In Fuati v Peng [2020] NZHC 672, Daniel acted for the defendants and successfully sought particular discovery against the plaintiffs and their associates (as third parties). The plaintiffs had sued the first defendant on the basis that they had lent her money, but she did not repay them. The discovery sought would have harmed the plaintiffs’ case by revealing the true nature of the fund transfers showing that they were not loan advances to the first defendant. The plaintiff argued that these documents were not relevant and they had no contact with the associates. The High Court did not agree with their opposition and made the orders. The plaintiffs soon discontinued their case after being unable to comply with the discovery order. The saga soon concluded with Daniel’s clients obtaining about $90,000 in costs awards.

In Fuati v Jin [2019] NZHC 1859, Daniel obtained a discharge of a freezing order in the High Court which was granted on ex-parte basis against his client. Daniel persuaded the Court that the proposed claims against his client had a very low prospect of success despite the Court had earlier taken a different view when granting the freezing order.

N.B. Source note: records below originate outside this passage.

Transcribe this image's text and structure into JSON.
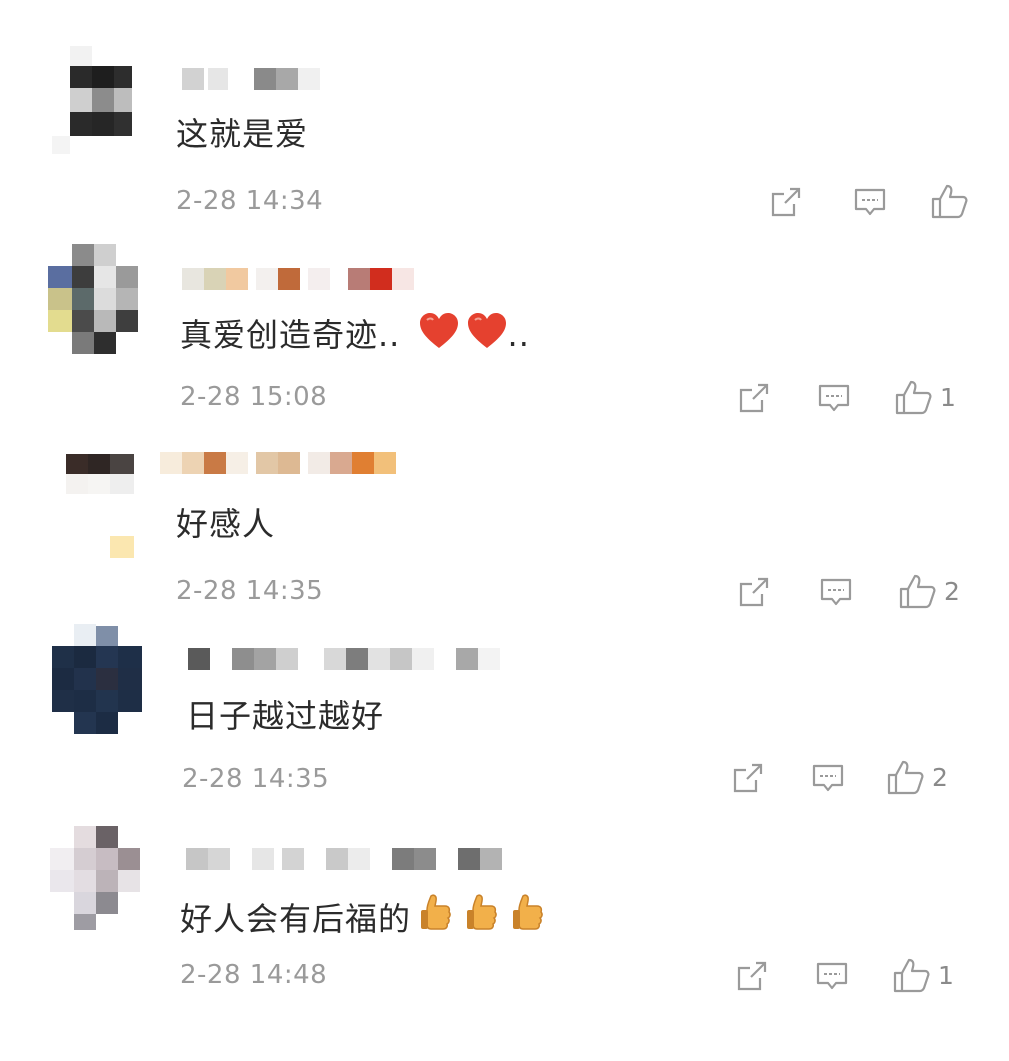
{
  "comments": [
    {
      "text": "这就是爱",
      "time": "2-28 14:34",
      "likes": "",
      "emoji": "",
      "emoji_count": 0
    },
    {
      "text": "真爱创造奇迹.. ",
      "time": "2-28 15:08",
      "likes": "1",
      "emoji": "red-heart",
      "emoji_count": 2,
      "suffix": ".."
    },
    {
      "text": "好感人",
      "time": "2-28 14:35",
      "likes": "2",
      "emoji": "",
      "emoji_count": 0
    },
    {
      "text": "日子越过越好",
      "time": "2-28 14:35",
      "likes": "2",
      "emoji": "",
      "emoji_count": 0
    },
    {
      "text": "好人会有后福的",
      "time": "2-28 14:48",
      "likes": "1",
      "emoji": "thumbs-up",
      "emoji_count": 3
    }
  ],
  "icons": {
    "share": "share-icon",
    "reply": "reply-icon",
    "like": "like-icon"
  },
  "colors": {
    "text": "#2b2b2b",
    "meta": "#9a9a9a",
    "heart": "#e5412f",
    "thumb": "#f2b04a"
  }
}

In TN v AK [2019] NZHC 2466, Daniel successfully appealed a Family Court judgment in the High Court. The case involved parents sending money to their child to purchase a home for the family, which was later claimed by the child’s domestic partner as relationship property. The parents succeeded on appeal in their claim that they have a trust beneficiary interest in the property. Further, post-separation adjustments were recalculated to his client’s favour.

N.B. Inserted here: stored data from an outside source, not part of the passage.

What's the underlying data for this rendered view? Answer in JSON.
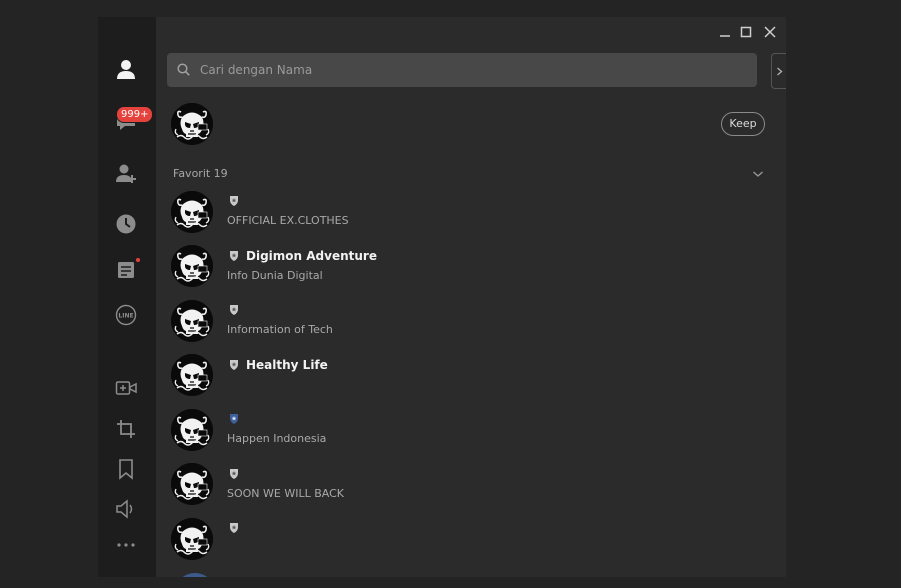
{
  "icons": {
    "profile": "person-icon",
    "chats": "chat-bubble-icon",
    "add_friend": "add-friend-icon",
    "recent": "clock-icon",
    "notes": "note-icon",
    "line": "line-logo-icon",
    "video": "video-call-icon",
    "crop": "crop-icon",
    "bookmark": "bookmark-icon",
    "volume": "speaker-icon",
    "more": "more-icon"
  },
  "chats_badge": "999+",
  "line_logo_text": "LINE",
  "search": {
    "placeholder": "Cari dengan Nama"
  },
  "keep_label": "Keep",
  "section": {
    "label": "Favorit 19"
  },
  "friends": [
    {
      "name": "",
      "status": "OFFICIAL EX.CLOTHES",
      "badge": "grey"
    },
    {
      "name": "Digimon Adventure",
      "status": "Info Dunia Digital",
      "badge": "grey"
    },
    {
      "name": "",
      "status": "Information of Tech",
      "badge": "grey"
    },
    {
      "name": "Healthy Life",
      "status": "",
      "badge": "grey"
    },
    {
      "name": "",
      "status": "Happen Indonesia",
      "badge": "blue"
    },
    {
      "name": "",
      "status": "SOON WE WILL BACK",
      "badge": "grey"
    },
    {
      "name": "",
      "status": "",
      "badge": "grey"
    }
  ],
  "colors": {
    "badge_red": "#e4423d",
    "shield_grey": "#c9c9c9",
    "shield_blue": "#5a7fbf"
  }
}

In Zhou v Yue [2019] NZHC 2167, Daniel obtained a judgment upholding his client’s protest to the High Court’s jurisdiction on the basis that the other party should be litigating the dispute in the Family Court because the matter is part of an existing relationship property claim. This judgment is now a legal precedent in this area of the law.

In Song v Jiang [2018] NZHC 2321, Daniel maintained a freezing order that was initially obtained on ex-parte basis. The respondent sought to discharge the freezing order and advanced a wide number of attacks, including no good arguable case, inadequate evidence to support undertaking as to damages, no risk of dissipation. The Court rejected all these arguments and upheld the freezing order.

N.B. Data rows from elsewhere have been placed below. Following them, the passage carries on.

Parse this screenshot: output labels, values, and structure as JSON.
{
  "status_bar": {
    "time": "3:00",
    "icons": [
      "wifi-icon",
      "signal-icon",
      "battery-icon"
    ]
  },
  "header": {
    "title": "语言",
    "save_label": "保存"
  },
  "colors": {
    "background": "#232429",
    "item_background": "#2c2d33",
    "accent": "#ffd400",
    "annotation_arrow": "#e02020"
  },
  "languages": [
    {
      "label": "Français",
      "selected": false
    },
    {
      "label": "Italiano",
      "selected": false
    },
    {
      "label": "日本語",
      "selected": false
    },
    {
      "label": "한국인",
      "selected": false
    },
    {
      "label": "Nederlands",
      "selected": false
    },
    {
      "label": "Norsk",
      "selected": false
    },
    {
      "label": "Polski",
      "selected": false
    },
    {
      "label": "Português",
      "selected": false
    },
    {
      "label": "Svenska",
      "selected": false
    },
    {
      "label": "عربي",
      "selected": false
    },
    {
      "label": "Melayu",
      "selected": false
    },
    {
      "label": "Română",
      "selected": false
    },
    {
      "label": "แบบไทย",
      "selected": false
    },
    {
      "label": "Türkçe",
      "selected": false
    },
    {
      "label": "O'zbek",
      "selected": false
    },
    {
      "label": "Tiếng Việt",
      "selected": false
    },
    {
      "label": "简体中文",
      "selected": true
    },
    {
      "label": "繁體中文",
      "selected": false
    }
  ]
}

In Zhou v Yue [2018] NZHC 1298, Daniel obtained a discharge of a freezing order in the High Court which was initially granted on ex-parte basis. The Court was persuaded that the applicant had not made full and frank disclosure when making the ex-parte application and awarded increased costs against the applicant.

In Fang v MBIE [2017] NZCA 190, Daniel appeared in the Court of Appeal for the first time. Daniel advanced the position that Immigration New Zealand had not followed section 177 of the Immigration Act 2009 correctly. Immigration New Zealand maintained that they were correct, and, in any event, a previous Court of Appeal decision had already ruled in their favour. Daniel’s position is that the previous Court of Appeal decision, Singh v MBIE [2016] NZAR 93, did not deal with this issue directly, thus does not stand as ratio decidendi. Instead, the comments were obiter dictum. The Court of Appeal agreed with Daniel and ruled in his clients’ favour. This is a very rare win where migrants successfully challenged Immigration New Zealand at the Court of Appeal level.

Daniel has a strong sense of justice and fairness. He understands how immigrants sometimes find it difficult to understand the laws in the new country and uphold their rights. It is his honour to help these people to obtain equality and justice.

He enjoys all outdoor sports that New Zealand’s pristine mountains and oceans have to offer.